Forse è migliore senza la traduzione (ma molto elegante)
regarding some deleted poem... 11-Sep-03/2:40 PM
I like this scene a lot. Though perhaps:

where the water
would rise and fall
like an anchor

where the water drew
its drowning line.

(otherwise the simile in stanza 4 can be confuddlustated, allowing the drowning line to be included into the simile thus slightly diminishing its impact)
Re: Giger cider by grendal 12-Sep-03/9:43 AM
i enjoyed this (the arbitrary list of ingredients and the final justification could be reworked in order to make this a serious poem)
Re: Plastic is Forever by http://mulberryfairy 13-Sep-03/11:02 PM
This poem has an interesting tension between 1.) being marketed 'fun' (plus the narrator's friend's ability to enjoy it in spite of the commercialization) and 2.) Your apparent objective indifference to (or even slight critique of) the whole thing.
Re: These are not just words by impert&ent 14-Sep-03/10:29 PM
I couldn't agree more with your sentiment (my babelfish poetry may entertain you if you feel this way).

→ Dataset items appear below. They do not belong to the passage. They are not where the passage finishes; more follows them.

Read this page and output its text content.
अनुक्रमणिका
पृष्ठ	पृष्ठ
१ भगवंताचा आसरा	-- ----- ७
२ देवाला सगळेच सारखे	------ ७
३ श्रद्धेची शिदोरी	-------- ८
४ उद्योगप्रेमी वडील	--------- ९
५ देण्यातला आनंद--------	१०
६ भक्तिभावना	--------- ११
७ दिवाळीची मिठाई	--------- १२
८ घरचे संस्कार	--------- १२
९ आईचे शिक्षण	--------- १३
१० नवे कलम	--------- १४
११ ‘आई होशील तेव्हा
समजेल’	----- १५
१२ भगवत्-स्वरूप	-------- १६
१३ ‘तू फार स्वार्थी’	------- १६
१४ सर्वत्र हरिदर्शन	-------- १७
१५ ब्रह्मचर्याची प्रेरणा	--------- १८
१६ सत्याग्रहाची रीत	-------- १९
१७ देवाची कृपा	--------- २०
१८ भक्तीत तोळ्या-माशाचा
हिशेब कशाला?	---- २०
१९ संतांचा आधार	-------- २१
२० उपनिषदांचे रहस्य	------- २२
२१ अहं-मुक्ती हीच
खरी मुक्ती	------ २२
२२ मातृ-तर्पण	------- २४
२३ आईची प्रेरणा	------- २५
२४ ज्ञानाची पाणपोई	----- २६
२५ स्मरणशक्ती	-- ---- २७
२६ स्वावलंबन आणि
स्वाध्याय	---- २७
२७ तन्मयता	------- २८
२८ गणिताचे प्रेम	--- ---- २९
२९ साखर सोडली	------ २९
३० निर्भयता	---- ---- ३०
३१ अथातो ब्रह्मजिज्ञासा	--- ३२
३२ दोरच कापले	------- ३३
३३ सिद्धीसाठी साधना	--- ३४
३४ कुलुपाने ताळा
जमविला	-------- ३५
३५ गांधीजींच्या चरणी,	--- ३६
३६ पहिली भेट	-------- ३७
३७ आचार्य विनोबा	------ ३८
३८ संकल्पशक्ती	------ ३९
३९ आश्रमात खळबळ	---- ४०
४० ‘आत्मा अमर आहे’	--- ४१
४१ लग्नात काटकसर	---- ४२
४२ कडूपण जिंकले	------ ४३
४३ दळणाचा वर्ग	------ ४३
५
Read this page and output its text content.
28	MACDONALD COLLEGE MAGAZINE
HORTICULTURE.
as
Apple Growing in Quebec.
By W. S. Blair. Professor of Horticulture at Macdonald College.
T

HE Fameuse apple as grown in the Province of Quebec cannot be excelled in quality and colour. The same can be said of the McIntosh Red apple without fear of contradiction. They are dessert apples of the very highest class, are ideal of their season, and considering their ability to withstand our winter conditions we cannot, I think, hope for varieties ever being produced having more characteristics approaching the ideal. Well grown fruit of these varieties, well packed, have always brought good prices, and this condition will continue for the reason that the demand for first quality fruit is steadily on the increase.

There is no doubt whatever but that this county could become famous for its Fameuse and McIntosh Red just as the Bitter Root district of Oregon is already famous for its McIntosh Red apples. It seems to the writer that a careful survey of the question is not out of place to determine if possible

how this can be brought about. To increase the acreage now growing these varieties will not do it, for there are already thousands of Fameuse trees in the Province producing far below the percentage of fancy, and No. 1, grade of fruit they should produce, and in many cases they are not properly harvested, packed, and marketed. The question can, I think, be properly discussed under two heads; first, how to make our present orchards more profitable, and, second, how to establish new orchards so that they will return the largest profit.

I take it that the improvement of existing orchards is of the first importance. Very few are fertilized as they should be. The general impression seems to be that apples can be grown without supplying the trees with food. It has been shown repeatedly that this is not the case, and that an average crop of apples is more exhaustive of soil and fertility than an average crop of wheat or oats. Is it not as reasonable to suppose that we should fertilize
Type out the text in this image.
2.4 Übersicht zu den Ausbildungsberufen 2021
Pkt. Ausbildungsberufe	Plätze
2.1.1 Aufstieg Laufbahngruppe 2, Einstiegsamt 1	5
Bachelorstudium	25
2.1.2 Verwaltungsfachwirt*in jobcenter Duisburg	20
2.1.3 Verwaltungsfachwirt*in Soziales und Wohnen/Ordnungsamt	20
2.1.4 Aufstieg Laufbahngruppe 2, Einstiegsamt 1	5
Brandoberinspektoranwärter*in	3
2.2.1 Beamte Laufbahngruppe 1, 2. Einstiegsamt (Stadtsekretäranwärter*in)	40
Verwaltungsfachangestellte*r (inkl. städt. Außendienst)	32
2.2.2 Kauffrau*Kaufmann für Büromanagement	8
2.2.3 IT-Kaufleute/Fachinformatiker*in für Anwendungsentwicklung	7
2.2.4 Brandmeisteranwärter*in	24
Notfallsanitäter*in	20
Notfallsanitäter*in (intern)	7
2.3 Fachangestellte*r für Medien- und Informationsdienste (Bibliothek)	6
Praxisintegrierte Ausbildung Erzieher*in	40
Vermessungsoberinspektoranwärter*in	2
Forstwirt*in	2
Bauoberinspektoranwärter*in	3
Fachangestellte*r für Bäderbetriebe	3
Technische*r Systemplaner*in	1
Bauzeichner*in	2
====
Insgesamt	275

However if I were to focus on your phrasing I would say that words can and are meant to persuade as well as convey. Otherwise what are salesmen?

But the last stanza is gorgeous, and even more than that - it is a passionate truth.
Re: sitting at the cliff's edge by nentwined 15-Sep-03/12:04 AM
Normally I avoid sentimentality (especially in poetry), but this poem must be good because it reminded me of the once upon a time upon a cliff's edge (I hope you will not be insulted by a crude harmony to your melody):

sitting at the cliff's edge,
I muse
that there is where I went
with my lover
when lover she was

and we could imagine ourselves alone
but for a horse
A fitting chaperone
for this lonely castle wall.

and alone we'd be together and together
the world would fade
and all that would be was the two of us
and the rocks and the sea and a hundred gulls
mocking our affection

and now the rocks and sea and windy gusts
only in my thoughts remain
and dying these dreams
(or close enough)
but one remains
(or close enough)
to be near that edge,
(or close enough)
I long for you and Scotland.



Re: playing the scratching game by nentwined 15-Sep-03/11:02 AM
But if I scratch off too many I won't win the free medium drink!
Re: Upside down and tigers by horus8 16-Sep-03/6:18 PM
Overall, though finely and functionally dressed, there is a sublime quality to the title that isn't quite matched by its wardrobe.\

(I've seen an ivory tiger, but never tiger ivory. How about something like: "blood whiskers, eye-shines, and canines"? )
Re: Mentor by <~> 16-Sep-03/9:27 PM
Makes me wish there was someone I felt that way about. My life is all sunbathers and surfers - no one is up for volleyball when it gets hot.
regarding some deleted poem... 17-Sep-03/9:53 AM
Lovely. Reminds me of 'the Grey Selkie' (one of my favourites) for some reason.

I've this wonderful internal conflict with S4. The imagery implies almost still freshwater (wavelets and dragonflies). One part of me says, "doesn't fit the ocean theme". Another more subtle part says, "true but it does represent a calm serenity that an ocean metaphor couldn't provide (and is necessary for this stanza) and it also represents the interface between the two worlds (oak and ocean).

May the muses sing at your wedding
Re: on the edge of creation by nentwined 17-Sep-03/10:00 AM
Gshcäft (Disguised as Deerfly): "and yet you skipped over my babelfish poetry?" :)
Re: The Same by newdawnfades 18-Sep-03/2:23 PM
Interesting. I think (open to discussion) that the middle stanza is flawed in your understanding of memories. Your brain is only set up to record memories of unique incidents. Therefore we do not carry memories of the menial day-to-day. They do not form a mass.

They form a hole in our existence - vast stretches of our life without any record of our having lived it!

I think if you rewrite this poem with this understanding it will even be stronger (and the connection between death and routine that much closer).

Just a thought.
regarding some deleted poem... 19-Sep-03/1:00 AM
El arrullo inocente de una lengüeta desconocedora calmante.